Please note that the calling user agent can have a public IP address, while the called user agent is behind a NAT. The OK returned by the called user agent will have to be manipulated as above and thus NAT handling code must also be included in the onreply_route[x] part of ser.cfg. The called user agent also has the flag set as described in the REGISTER section above (setflag). So, in the onreply route one can check whether the called user agent is behind NAT. If so, the contact header should be changed and (if desired) RTP proxying enforced.
Simple Traversal of User Datagram Protocol (UDP) Through Network Address Translators (NATs) also known as STUN…
STUN is a protocol for the user agent to discover its own public IP address. You will need to install a STUN server (not part of SER). The user agent will then try to change the contact and SDP information itself. When STUN is used by a user agent, SER does not have to do any rewriting as described in previous section. The exception is when a user agent is behind a symmetric NAT (the different types of NAT is beyond the scope of this document). In this situation the user agent should NOT try to rewrite as the STUN protocol will provide the wrong port. SER can then be used to rewrite contact and SDP information for these situations. For outgoing calls from a symmetric NAT, the direction:active rewrite can be used, but calls between user agents behind symmetric NATs must always be handled with an RTP Proxy server.

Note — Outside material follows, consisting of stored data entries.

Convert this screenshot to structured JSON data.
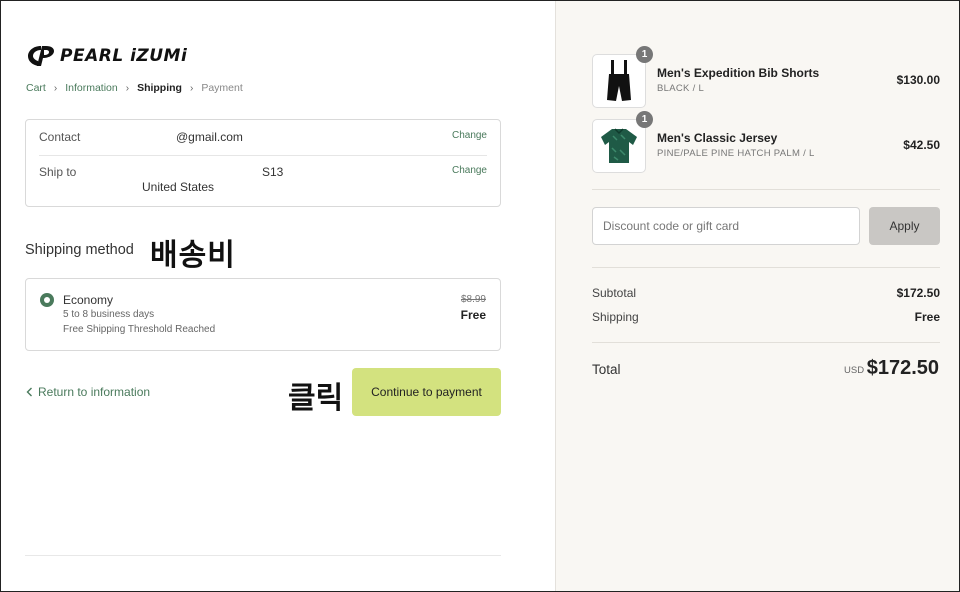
{
  "brand": {
    "logo_text": "PEARL iZUMi",
    "logo_icon": "pearl-izumi-logo-mark"
  },
  "breadcrumbs": [
    {
      "label": "Cart"
    },
    {
      "label": "Information"
    },
    {
      "label": "Shipping"
    },
    {
      "label": "Payment"
    }
  ],
  "info": {
    "contact_label": "Contact",
    "contact_value": "@gmail.com",
    "ship_label": "Ship to",
    "ship_value_line1": "S13",
    "ship_value_line2": "United States",
    "change_label": "Change"
  },
  "shipping": {
    "title": "Shipping method",
    "overlay_text": "배송비",
    "method": {
      "name": "Economy",
      "days": "5 to 8 business days",
      "note": "Free Shipping Threshold Reached",
      "old_price": "$8.99",
      "price": "Free",
      "selected": true
    }
  },
  "actions": {
    "return_label": "Return to information",
    "overlay_click": "클릭",
    "continue_label": "Continue to payment"
  },
  "cart": {
    "items": [
      {
        "name": "Men's Expedition Bib Shorts",
        "variant": "BLACK / L",
        "price": "$130.00",
        "quantity": "1",
        "image_icon": "bib-shorts-image"
      },
      {
        "name": "Men's Classic Jersey",
        "variant": "PINE/PALE PINE HATCH PALM / L",
        "price": "$42.50",
        "quantity": "1",
        "image_icon": "jersey-image"
      }
    ],
    "discount_placeholder": "Discount code or gift card",
    "apply_label": "Apply",
    "subtotal_label": "Subtotal",
    "subtotal_value": "$172.50",
    "shipping_label": "Shipping",
    "shipping_value": "Free",
    "total_label": "Total",
    "total_currency": "USD",
    "total_value": "$172.50"
  },
  "colors": {
    "accent": "#4a7a5c",
    "continue_button": "#d3e27f",
    "sidebar_bg": "#f9f7f3",
    "apply_button": "#c9c7c4"
  }
}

WARNING: Some user agents have faulty implementations of STUN. If STUN then has a wrong conclusion, you may end up with one-way audio (or no audio) or calls that are disconnected. Some situations can actually be detected by SERs NAT detection tests (by comparing the senders source address/port with the contact header in the INVITE, nathelper test flag 16), but it is recommended to test new user agents in different NAT scenarios to make sure that a combined.
Some NATs and firewalls have a built-in SIP Traversal mechanism, such as Cisco 3600 routers with IOS version 12.3(9). Such a capability is often referred to as an Application Level Gateway (ALG). A SIP ALG will rewrite all SIP messages transparently (both ways). If this is done correctly, both the user agent and SER will be happy. If not, nobody is happy and you either have to turn off the ALG in the router or you have to use SER on another SIP port (like 5065). However, you will then get other NAT-related problems. The fix-faulty-ALG-problem is not really possible to do in SER 0.9.0, but the next version will introduce new features designed to address this issue.
A second variant is Session Border Controllers (SBC). These are difficult to define as a group as they can do many things, but most often they will act as a full B2BUA (terminate the SIP and RTP sessions for both user agents so that both only see the SBC). SBCs are most often used by service providers to control the edge of their networks.